だが、応えてくれるのは降り注ぐ雨だけだった。目尻から溢れた涙が雨に混じって、落ちる。
それでも、唄う。
それは、悲鳴に近かった。
「助けて」
そう心が叫んでいる。
断罪してくれ。
俺を、殺して――。
「コンラッド!」
まるで悲鳴なような声で、名前を呼ばれる。
その声に俯いた顔をあげると、幼なじみが雨に濡れるのも気にせず駆け寄って来た。
反応する間もなく、幼なじみ―ヨザックはコンラッドを抱きしめる。
「もう、捜しましたよ!」
抱きしめる彼の力が強く、コンラッドは呻いた。
コンラッドの感情は何も浮かんではいなく、ヨザックの言おうとした言葉は意味がない。
それに気づいたのか、ヨザックはコンラッドを離さず、強く抱きしめていた。
コンラッドの表情は無く、無表情だ。

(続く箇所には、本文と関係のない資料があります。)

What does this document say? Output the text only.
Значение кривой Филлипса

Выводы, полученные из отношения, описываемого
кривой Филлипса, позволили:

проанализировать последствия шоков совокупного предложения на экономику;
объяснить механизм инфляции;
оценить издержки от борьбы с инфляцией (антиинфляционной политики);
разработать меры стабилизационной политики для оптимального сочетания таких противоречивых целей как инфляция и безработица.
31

大事な者を無くし、悲しみと後悔が彼を占めていた。
小さく呻く彼の声。
涙を流す彼の表情。
からっぽな彼の感情。
雨が体を打ち続ける。
「隊長」
コンラッドはヨザックが強く抱きしめている、その温もりが今は愛おしいと、思った。
「……っ」
切ない
苦しい
助けて、ほしい。
強く、もっと強く。
抱きしめて。
俺を、
――助けて。
瞳を閉じればいつでもあの頃に戻れるのに、現実は違う。
悲しみも、後悔も、流せない。
「ヨザック」
震えた声で、彼を呼ぶ。涙が零れた。
「コンラッド?」
返事があったことに、少し安心する。
「怖いんだ」
失ったものは戻らないと、分かってはいたのに。
失ってしまった。
抱きしめる温もりが、もっと欲しいと、彼の胸に縋り付く。
「――……」
雨がただ、静かに降り注ぐ。
「そうだ、な」
雨がただ、身体を打ち続ける。
何も出来ず、ヨザックは唇を噛んだ。